= James Blanchard (scientist) =

Canadian physician

James Blanchard is a Canadian physician who is Professor of Community Health Science at the University of Manitoba and a Canada Research Chair in Epidemiology and Global Public Health.

Blanchard has done research and public health program development related to HIV/AIDS in India and other south Asian countries. Between 2001 and 2007 he was based in Bangalore, India, helping to establish and lead the University's extensive program of HIV research and public health programming. In addition to his research and program leadership, Blanchard has provided technical advice for national and international organizations, including the national AIDS control programs for India, Pakistan and Sri Lanka and the World Bank.
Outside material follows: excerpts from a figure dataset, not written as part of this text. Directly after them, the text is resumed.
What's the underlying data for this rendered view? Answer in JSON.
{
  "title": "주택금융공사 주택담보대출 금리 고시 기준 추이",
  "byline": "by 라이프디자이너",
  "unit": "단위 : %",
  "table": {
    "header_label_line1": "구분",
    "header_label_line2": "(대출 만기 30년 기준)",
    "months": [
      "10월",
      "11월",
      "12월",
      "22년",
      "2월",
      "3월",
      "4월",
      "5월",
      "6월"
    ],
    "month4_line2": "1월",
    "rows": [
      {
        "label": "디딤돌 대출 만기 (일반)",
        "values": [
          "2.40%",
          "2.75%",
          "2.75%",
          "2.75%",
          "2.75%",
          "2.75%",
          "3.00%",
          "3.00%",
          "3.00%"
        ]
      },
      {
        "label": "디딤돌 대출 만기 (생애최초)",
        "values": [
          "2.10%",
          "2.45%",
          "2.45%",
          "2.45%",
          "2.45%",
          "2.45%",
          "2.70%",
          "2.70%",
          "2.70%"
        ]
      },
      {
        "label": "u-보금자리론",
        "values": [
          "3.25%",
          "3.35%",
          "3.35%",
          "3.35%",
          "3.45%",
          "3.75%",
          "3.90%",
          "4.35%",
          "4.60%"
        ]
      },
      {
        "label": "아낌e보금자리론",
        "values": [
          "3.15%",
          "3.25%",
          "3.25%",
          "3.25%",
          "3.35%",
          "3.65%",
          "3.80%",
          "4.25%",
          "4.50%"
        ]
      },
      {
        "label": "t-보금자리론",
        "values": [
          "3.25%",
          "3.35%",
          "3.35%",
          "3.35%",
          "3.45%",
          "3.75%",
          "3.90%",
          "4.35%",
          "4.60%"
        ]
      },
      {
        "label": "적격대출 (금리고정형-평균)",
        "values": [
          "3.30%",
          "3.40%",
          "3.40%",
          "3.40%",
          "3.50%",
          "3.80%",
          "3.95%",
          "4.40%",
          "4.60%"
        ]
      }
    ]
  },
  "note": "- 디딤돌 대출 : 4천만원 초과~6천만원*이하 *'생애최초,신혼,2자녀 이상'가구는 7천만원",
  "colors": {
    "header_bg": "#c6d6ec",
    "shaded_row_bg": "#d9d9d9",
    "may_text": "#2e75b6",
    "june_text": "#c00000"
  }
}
Blanchard has also worked with a diverse group of researchers in Manitoba to better understand the extent, distribution and causes of inflammatory bowel disease.

== Education ==

After receiving his M.D. from the University of Manitoba in 1986 and completing an internship with the Manitoba Teaching Hospitals, Blanchard worked as a general practitioner for the University of Manitoba's Northern Medical Unit in Fisher Branch, Manitoba for two years.

Blanchard then pursued education in epidemiology and public health at the Johns Hopkins University School of Hygiene and Public Health receiving his Masters in Public Health in 1990 and his Ph.D. in Epidemiology in 1997.

==Career==
Blanchard is a Professor in the Departments of Community Health Sciences and Medical Microbiology and Director of the University of Manitoba's Centre for Global Public Health. He received his Tier 2 Canada Research Chair in Epidemiology and Global Public Health in 2004. During his academic career he has received numerous awards, including the Frederick G. Banting Award from the Canadian Diabetes Association and the 2006 Rh Award for Health Sciences at the University of Manitoba from the Winnipeg Rh Institute Foundation.